El invierno le pertenece al frío de las manos. Diciembre está salpicado con aquellos días que juegan a disfrazarse de soleada nostalgia por el día y agonizan por la tarde. Las luces navideñas se limitan a cubrir una ausencia que quizás sea más deseable. Encauzar el frío como quien trasvasa un río, convertirlo en un icono pop sesentero de luces de neón. “Sentí el invierno sacudiéndome los huesos”.
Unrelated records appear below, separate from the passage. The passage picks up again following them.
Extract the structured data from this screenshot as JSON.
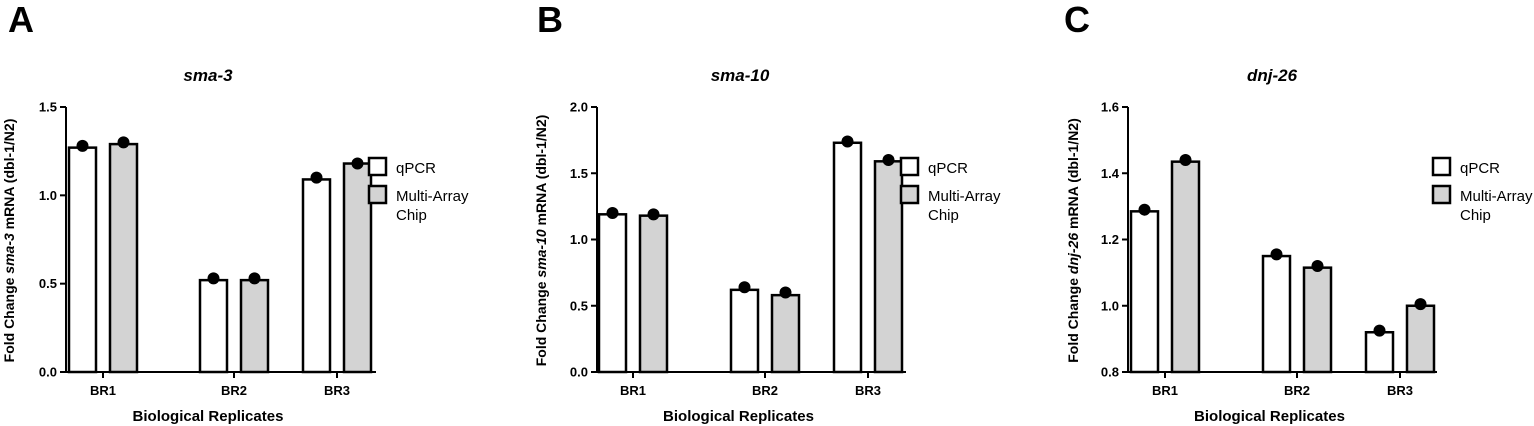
{
  "chart_data": [
    {
      "panel": "A",
      "type": "bar",
      "title": "sma-3",
      "xlabel": "Biological Replicates",
      "ylabel": {
        "prefix": "Fold Change ",
        "gene": "sma-3",
        "suffix": " mRNA (dbl-1/N2)"
      },
      "categories": [
        "BR1",
        "BR2",
        "BR3"
      ],
      "ylim": [
        0.0,
        1.5
      ],
      "yticks": [
        "0.0",
        "0.5",
        "1.0",
        "1.5"
      ],
      "series": [
        {
          "name": "qPCR",
          "values": [
            1.27,
            0.52,
            1.09
          ],
          "points": [
            1.28,
            0.53,
            1.1
          ],
          "fill": "#ffffff"
        },
        {
          "name": "Multi-Array Chip",
          "values": [
            1.29,
            0.52,
            1.18
          ],
          "points": [
            1.3,
            0.53,
            1.18
          ],
          "fill": "#d3d3d3"
        }
      ]
    },
    {
      "panel": "B",
      "type": "bar",
      "title": "sma-10",
      "xlabel": "Biological Replicates",
      "ylabel": {
        "prefix": "Fold Change ",
        "gene": "sma-10",
        "suffix": " mRNA (dbl-1/N2)"
      },
      "categories": [
        "BR1",
        "BR2",
        "BR3"
      ],
      "ylim": [
        0.0,
        2.0
      ],
      "yticks": [
        "0.0",
        "0.5",
        "1.0",
        "1.5",
        "2.0"
      ],
      "series": [
        {
          "name": "qPCR",
          "values": [
            1.19,
            0.62,
            1.73
          ],
          "points": [
            1.2,
            0.64,
            1.74
          ],
          "fill": "#ffffff"
        },
        {
          "name": "Multi-Array Chip",
          "values": [
            1.18,
            0.58,
            1.59
          ],
          "points": [
            1.19,
            0.6,
            1.6
          ],
          "fill": "#d3d3d3"
        }
      ]
    },
    {
      "panel": "C",
      "type": "bar",
      "title": "dnj-26",
      "xlabel": "Biological Replicates",
      "ylabel": {
        "prefix": "Fold Change ",
        "gene": "dnj-26",
        "suffix": " mRNA (dbl-1/N2)"
      },
      "categories": [
        "BR1",
        "BR2",
        "BR3"
      ],
      "ylim": [
        0.8,
        1.6
      ],
      "yticks": [
        "0.8",
        "1.0",
        "1.2",
        "1.4",
        "1.6"
      ],
      "series": [
        {
          "name": "qPCR",
          "values": [
            1.285,
            1.15,
            0.92
          ],
          "points": [
            1.29,
            1.155,
            0.925
          ],
          "fill": "#ffffff"
        },
        {
          "name": "Multi-Array Chip",
          "values": [
            1.435,
            1.115,
            1.0
          ],
          "points": [
            1.44,
            1.12,
            1.005
          ],
          "fill": "#d3d3d3"
        }
      ]
    }
  ],
  "legend": {
    "items": [
      "qPCR",
      "Multi-Array Chip"
    ],
    "placement": "right"
  },
  "colors": {
    "qpcr": "#ffffff",
    "chip": "#d3d3d3",
    "stroke": "#000000",
    "point": "#000000"
  }
}
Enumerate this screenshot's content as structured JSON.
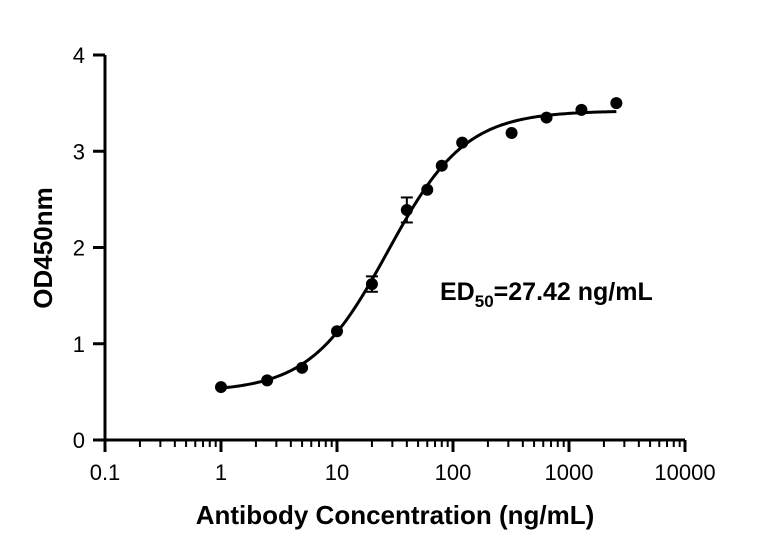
{
  "chart_data": {
    "type": "scatter",
    "xlabel": "Antibody Concentration (ng/mL)",
    "ylabel": "OD450nm",
    "x_scale": "log",
    "xlim": [
      0.1,
      10000
    ],
    "ylim": [
      0,
      4
    ],
    "x_ticks": [
      "0.1",
      "1",
      "10",
      "100",
      "1000",
      "10000"
    ],
    "y_ticks": [
      "0",
      "1",
      "2",
      "3",
      "4"
    ],
    "annotation": {
      "main": "ED",
      "sub": "50",
      "rest": "=27.42 ng/mL"
    },
    "points": [
      {
        "x": 1.0,
        "y": 0.55
      },
      {
        "x": 2.5,
        "y": 0.62
      },
      {
        "x": 5.0,
        "y": 0.75
      },
      {
        "x": 10.0,
        "y": 1.13
      },
      {
        "x": 20.0,
        "y": 1.62,
        "err": 0.08
      },
      {
        "x": 40.0,
        "y": 2.39,
        "err": 0.13
      },
      {
        "x": 60.0,
        "y": 2.6
      },
      {
        "x": 80.0,
        "y": 2.85
      },
      {
        "x": 120.0,
        "y": 3.09
      },
      {
        "x": 320.0,
        "y": 3.19
      },
      {
        "x": 640.0,
        "y": 3.35
      },
      {
        "x": 1280.0,
        "y": 3.43
      },
      {
        "x": 2560.0,
        "y": 3.5
      }
    ],
    "fit": {
      "model": "4PL",
      "bottom": 0.5,
      "top": 3.42,
      "ec50": 27.42,
      "hill": 1.3
    },
    "grid": false
  }
}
Sylvia Plath describe en La campana de cristal la inestabilidad del ser, maleable como arcilla y encerrado tras una mampara que le impide respirar. En ella relata la bajada a los infiernos de Esther Greenwood, atrapándose la vida de la propia Plath entre las líneas del libro. Puede diferenciarse una primera parte de silenciosa oscuridad, concentrada en los días neoyorquinos de Esther, coartados por un repetitivo y forzoso horario de actividades estúpidas y rodeadas de personas caricaturescas, de carisma inexistente. Un continuum de extravío inusitado, en escala de grises. Comprende una crónica de la soledad acompañada, al igual que la nieve se funde al caer sobre una superficie húmeda, Esther acaba ahogándose en un profundo desconocimiento de sí misma, con un recuerdo del pasado—un amor que no parecía sentir—acechando su vida social. Como si se tratase de un juicio mal juzgado, con ella pagando condena. Ella se “refugia” en la carestía de una verdadera compañía y se dedica a esperarla. A que llegue sin avisar. “El teléfono blanco, al lado de la cama, podía haberme conectado con las cosas, pero allí estaba tan inanimado como la cabeza de un muerto”, existe una horrible lejanía entre los demás y ella, insalvable, que la atrapa en su propio silencio. Introduce la necesidad de un interlocutor que reciba lo que piensa, lo que siente, que profundice en la conversación. Este mismo silencio obliga a continuar conversaciones con el que debía haber sido el interlocutor, rellenar su ausencia y topándose con el corazón desahuciado y decepcionado. “El problema era que yo siempre había sido inadecuada, simplemente no había pensado en ello”. Finalmente, el desasosiego acorrala a Esther.
La segunda parte es el trasunto de la asfixia. La soledad se manifiesta como una campana de cristal que la ahoga e incapacita, impuesta por el electroshock. Los días se vuelven leves, Esther no los siente en sí. Desea y busca fundirse con el polvo, ser barrida por el viento. Comprender su intensa melancolía escapa de mí tanto como escapaba de ella misma. “Dije que no, que me gustaba el olor del humo. Pensé que si la doctora Nolan fumaba tal vez se quedara más tiempo”, recordando la importancia de la conversación. Incorruptible se mantiene el cristal, una vitrina que no protege el preciado bien, sino que lo petrifica y deseca. Lo deja morir y fosiliza. Solo puede esperar que se levante ligeramente para que el aire entre y que nunca más vuelva a encerrarla.
La lectura de La campana de cristal no parece haber cambiado mucho con los años. Sigue siendo confesional y testimonial de un frío sentimental, a riesgo de que incautos romanticen la desesperación que acabó con Sylvia Plath. Seguimos ateridos por el frío su eterna vivencia y nos recuerda la importancia de una salud para todos. Nadie merece ser atrapado en sí mismo. Pienso en ello viendo la campana de cristal inerte y de luces LED cada mañana. Recuerdo que se puede entrar en ella, permitir que te taladre la retina cuando anochece. Recuerdo que deja pasar el aire.